Sir ROBERT HORNE explained with his usual clarity and persuasiveness the new Unemployment Insurance Bill. The debate on it was interrupted to allow the discussion of a motion by Sir J. REMNANT advocating the increase of police pensions to meet the present cost of living. The police are, with good reason, very popular with the House. In vain the HOME SECRETARY pointed out that the Government even in this cause did not feel justified in “out-running the constable.” Forgetting all their recent zeal for economy Members trooped into the Bobbies’ Lobby and beat the Government by 123 to 57.
[Illustration: “Whether a portrait is a work of art depends on the artist and not on the subject painted.”—Sir A. MOND on the Imperial War Museum Pictures.]
The idea that Irishmen, however much they may dislike British rule, never miss an opportunity of raiding the British Treasury, has received a rude shock. Captain REDMOND, inquiring about the allocation of a sum of a quarter-of-a-million for reconstruction in Ireland, was surprised to learn that ten thousand pounds had been allotted to his own constituency, but not claimed. Mr. DEVLIN supplied the key to the mystery: “The reason it was not asked for was because we did not know it was there.”

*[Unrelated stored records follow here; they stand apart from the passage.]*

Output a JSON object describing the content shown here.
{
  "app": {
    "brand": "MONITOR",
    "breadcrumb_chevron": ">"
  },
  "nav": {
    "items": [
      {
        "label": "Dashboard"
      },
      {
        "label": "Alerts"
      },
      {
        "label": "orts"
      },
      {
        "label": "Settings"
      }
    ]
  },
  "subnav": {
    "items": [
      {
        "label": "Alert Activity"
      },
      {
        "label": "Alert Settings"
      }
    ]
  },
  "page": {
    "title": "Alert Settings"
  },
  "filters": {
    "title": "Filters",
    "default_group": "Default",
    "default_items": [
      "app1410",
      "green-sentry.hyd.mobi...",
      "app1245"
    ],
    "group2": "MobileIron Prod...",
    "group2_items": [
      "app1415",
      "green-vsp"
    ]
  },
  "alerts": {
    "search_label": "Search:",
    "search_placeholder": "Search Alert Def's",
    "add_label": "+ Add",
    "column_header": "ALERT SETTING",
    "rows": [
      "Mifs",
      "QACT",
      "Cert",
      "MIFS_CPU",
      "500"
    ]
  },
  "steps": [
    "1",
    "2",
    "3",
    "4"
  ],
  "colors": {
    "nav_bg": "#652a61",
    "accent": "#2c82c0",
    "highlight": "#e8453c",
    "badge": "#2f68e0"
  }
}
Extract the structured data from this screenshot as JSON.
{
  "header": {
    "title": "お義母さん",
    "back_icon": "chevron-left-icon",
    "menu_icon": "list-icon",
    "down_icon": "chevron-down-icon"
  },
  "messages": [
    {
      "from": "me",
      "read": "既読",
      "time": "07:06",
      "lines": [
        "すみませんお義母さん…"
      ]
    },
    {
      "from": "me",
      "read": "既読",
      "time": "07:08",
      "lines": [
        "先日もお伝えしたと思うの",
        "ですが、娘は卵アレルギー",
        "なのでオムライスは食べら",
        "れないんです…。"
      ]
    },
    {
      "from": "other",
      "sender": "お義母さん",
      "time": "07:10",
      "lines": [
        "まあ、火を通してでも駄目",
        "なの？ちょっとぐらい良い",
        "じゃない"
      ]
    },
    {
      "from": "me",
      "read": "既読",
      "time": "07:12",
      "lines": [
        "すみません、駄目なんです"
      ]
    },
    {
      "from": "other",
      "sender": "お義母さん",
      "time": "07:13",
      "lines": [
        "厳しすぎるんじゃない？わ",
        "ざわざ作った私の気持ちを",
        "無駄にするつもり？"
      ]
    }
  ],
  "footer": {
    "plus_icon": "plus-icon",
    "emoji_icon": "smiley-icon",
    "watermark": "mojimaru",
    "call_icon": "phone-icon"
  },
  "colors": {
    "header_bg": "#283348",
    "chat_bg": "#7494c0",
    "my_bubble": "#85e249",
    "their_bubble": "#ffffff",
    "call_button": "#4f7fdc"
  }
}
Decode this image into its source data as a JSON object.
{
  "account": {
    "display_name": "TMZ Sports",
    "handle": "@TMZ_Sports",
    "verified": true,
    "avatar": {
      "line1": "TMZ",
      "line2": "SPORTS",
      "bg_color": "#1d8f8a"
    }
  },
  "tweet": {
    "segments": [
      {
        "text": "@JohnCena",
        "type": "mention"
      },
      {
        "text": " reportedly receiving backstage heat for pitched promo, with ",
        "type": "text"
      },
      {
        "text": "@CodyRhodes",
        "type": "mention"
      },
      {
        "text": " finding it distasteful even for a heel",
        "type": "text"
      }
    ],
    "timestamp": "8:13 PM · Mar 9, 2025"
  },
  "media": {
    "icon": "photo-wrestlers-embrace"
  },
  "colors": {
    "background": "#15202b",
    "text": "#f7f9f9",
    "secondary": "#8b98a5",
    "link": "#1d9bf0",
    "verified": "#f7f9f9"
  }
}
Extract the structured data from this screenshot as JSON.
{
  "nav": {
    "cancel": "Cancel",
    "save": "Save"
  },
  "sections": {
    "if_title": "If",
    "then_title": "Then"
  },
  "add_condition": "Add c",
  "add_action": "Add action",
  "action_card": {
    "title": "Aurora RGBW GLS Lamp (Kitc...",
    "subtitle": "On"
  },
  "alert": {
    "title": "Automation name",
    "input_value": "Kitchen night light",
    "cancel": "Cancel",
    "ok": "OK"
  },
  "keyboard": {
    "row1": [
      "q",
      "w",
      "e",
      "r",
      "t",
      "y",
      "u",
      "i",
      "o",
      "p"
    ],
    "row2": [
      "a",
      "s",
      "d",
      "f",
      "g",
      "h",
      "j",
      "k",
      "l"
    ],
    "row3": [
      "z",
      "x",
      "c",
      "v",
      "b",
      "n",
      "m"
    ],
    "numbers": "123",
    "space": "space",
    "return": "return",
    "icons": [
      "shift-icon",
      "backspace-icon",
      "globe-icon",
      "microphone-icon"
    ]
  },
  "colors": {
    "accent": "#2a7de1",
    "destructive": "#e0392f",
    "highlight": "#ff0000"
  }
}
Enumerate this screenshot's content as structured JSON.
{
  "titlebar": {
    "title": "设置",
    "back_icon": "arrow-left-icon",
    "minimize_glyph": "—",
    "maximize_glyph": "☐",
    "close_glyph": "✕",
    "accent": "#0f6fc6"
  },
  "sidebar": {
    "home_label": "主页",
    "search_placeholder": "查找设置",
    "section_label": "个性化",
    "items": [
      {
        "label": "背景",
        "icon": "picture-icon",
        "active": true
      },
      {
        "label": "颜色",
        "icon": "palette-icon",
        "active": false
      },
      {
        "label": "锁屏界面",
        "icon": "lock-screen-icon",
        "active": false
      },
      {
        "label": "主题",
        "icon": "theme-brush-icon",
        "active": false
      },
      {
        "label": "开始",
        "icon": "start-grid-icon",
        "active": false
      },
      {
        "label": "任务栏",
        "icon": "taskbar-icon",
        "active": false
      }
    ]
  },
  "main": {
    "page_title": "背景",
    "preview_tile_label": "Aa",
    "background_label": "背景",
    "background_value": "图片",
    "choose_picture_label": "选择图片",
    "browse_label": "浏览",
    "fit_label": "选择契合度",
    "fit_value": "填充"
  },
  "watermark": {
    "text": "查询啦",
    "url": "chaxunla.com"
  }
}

I learn from Who’s Who? that the recreations of Sir ALFRED MOND include “golf, motoring and all forms of sport.” It must have been with keen regret, therefore, that he felt himself compelled to refuse facilities for cricket in Hyde Park, owing to the risk to the public. Viscount CURZON asked if cricket was more dangerous than inflammatory speeches. But the FIRST COMMISSIONER, speaking no doubt from personal experience, expressed the view that there was considerably more danger from a cricket-ball.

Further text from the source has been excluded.